Testimony: This is your Sister Joyce in New York. This FOOD FOR THE SPIRIT has blessed my soul. And I will tell my Sister who I spoke with you about who is in the Hospital that the point of the FOOD... hit to the heart of my Soul. By the way thank you for saying a prayer on her behalf. She is doing so much better. The cancer is in remission and the tumor is gone! After not being able to talk since October 2004, she is now been able to talk. GOD IS GOOD! P.S Keep drinking in the Living Water.

Poem: Crucified

You crucify me with the thought I'm Utterly Defenseless you crucify me Mentally, God's Divine mind will not abandon me

I hold on with Strenth that intensifys
you push a thought or pull back one
(Something you have expressed to gain my Confidence but you lie)

You crucify me so i will give up running this race not Realizing I know all to well the Crucifixion is part of the race
Even if I'm last
Jesus is first, and he has told Me I'm coming across the finish line

© 2005 Joyce Martin, NY, NY
(Posted with permission)

Monday, August 15, 2005

WHEN TEARS FALL

When my tears fall Heaven opens up its
doors to receive all that I have.

When tears fall Heaven opens up its
Doors to receive all that I am.

When tears fall Heaven opens up its
Doors to receive all that I will be.

When tears fall Heaven opens up its
Doors to renew my spirit.

When tears fall Heaven opens up its
Doors to bring me a new day.

When tears fall Heaven opens up its
Doors to hold me.

When tears fall Heaven opens up its
Doors to wipe every tear that falls.

When tears fall Heaven opens up its
Doors and my Father comes with His
Arms wide open to say,
“All is well, my child. I’m here now.”

© 2005 Stephanie Denise Smith, North Little Rock, AK

Lighthouse

I couldn't find my way…home. I had traveled beyond…the boundaries of my contentment…made choices…only a nomad…of uncertainty could make…My devotion was challenged along the banks of reason…as I trembled about…unsure of my place in the world…I had navigated myself somewhere beyond clear waters of understanding…How lost I had become…as the waves of disturbance…shackled my…convictions.
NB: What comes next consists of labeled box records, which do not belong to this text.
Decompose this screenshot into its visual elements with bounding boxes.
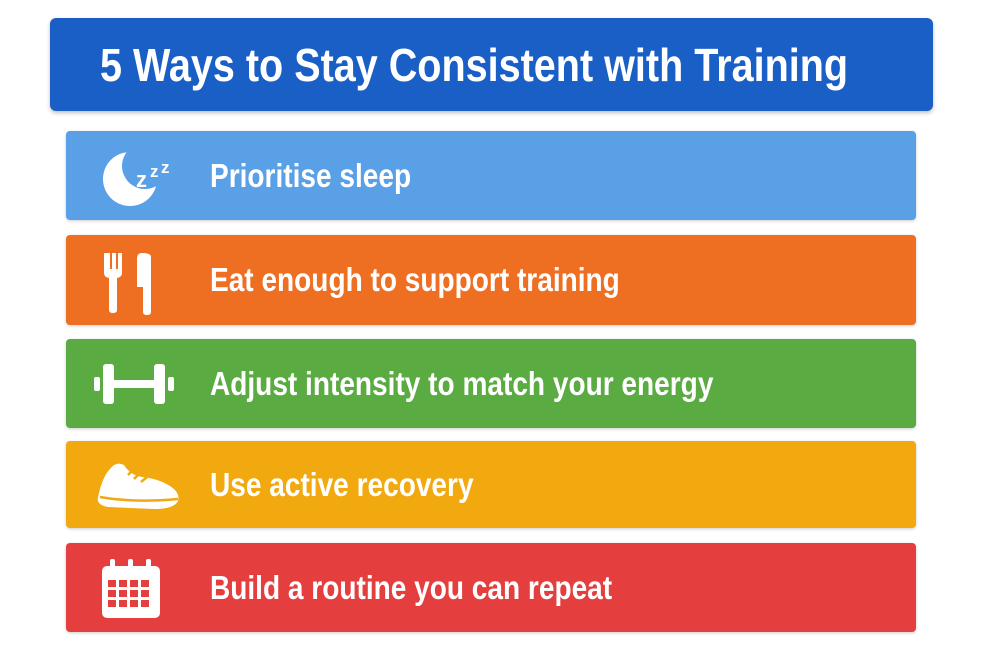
icon: calendar	[102, 559, 160, 618]
text: Eat enough to support training	[210, 261, 620, 298]
icon: fork and knife	[104, 253, 151, 315]
row: eat	[66, 235, 916, 325]
text: Build a routine you can repeat	[210, 568, 612, 606]
icon: moon	[103, 152, 170, 206]
icon: shoe	[98, 464, 178, 509]
text: Prioritise sleep	[210, 156, 411, 194]
row: routine	[66, 543, 916, 632]
text: Adjust intensity to match your energy	[210, 364, 713, 402]
row: sleep	[66, 131, 916, 220]
icon: moon: z	[136, 166, 147, 192]
text: Use active recovery	[210, 466, 474, 502]
icon: dumbbell	[94, 364, 174, 404]
icon: moon: z	[161, 158, 170, 176]
icon: moon: z	[150, 162, 158, 180]
title: 5 Ways to Stay Consistent with Training	[100, 39, 848, 91]
title	[50, 18, 933, 111]
row: recovery	[66, 441, 916, 528]
row: intensity	[66, 339, 916, 428]
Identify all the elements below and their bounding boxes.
I kneeled down…and let the silence of my thoughts…deliver a remedy…to my…desolation…You see it takes a moment…of seclusion…to hear the calmness of your soul…I had allowed myself to hear only the winds…of fear…on my course of never ending difficulties…In that moment…beyond seasons of occasions…a beckon of light…came forward…guiding me…onwards……over the shores of iniquity…beyond…the murkiness….of disorientation…showing me the way… heartening my spirit…raising me up…off of my knees…spilling me over…into a sea…of gratitude…The lighthouse…that marvelous beacon of hope….was within…me…all the time…It was I who had kept…its light…dim…I was…home….never truly lost…I had just lost my faith.

© 2005, Just me, Mcdonough, GA, All Rights Reserved
(Posted with permission from author)

Sunday, August 14, 2005

GRANDMA'S SMILE


Unconditional Loving smile
So Bright so full of Life
Grandma's Smile
Full of Prayer, full of Light
Reflections of Love
Grandma's smile
thoughts unspoken
secrets untold, yet unfolding
in Grandma's Smile
Honorable Respectable
Memorable Reflection of the Bright Sunshine-
Grandma's Smile
Pictures of the Past
Pictures of the Distant Future
rays of Hope-
in Grandma's Smile
Thank God for Grandma's Smile-
Thank God for Grandma's Prayers
Thank You Lord, for Grandmas' Smiles.

DEDICATED TO MY GRANDMOTHER; MS. NINA BETHEA-LUCAS--D.O.B. SEPT. 11TH 1917 and STILL GOING STRONG!!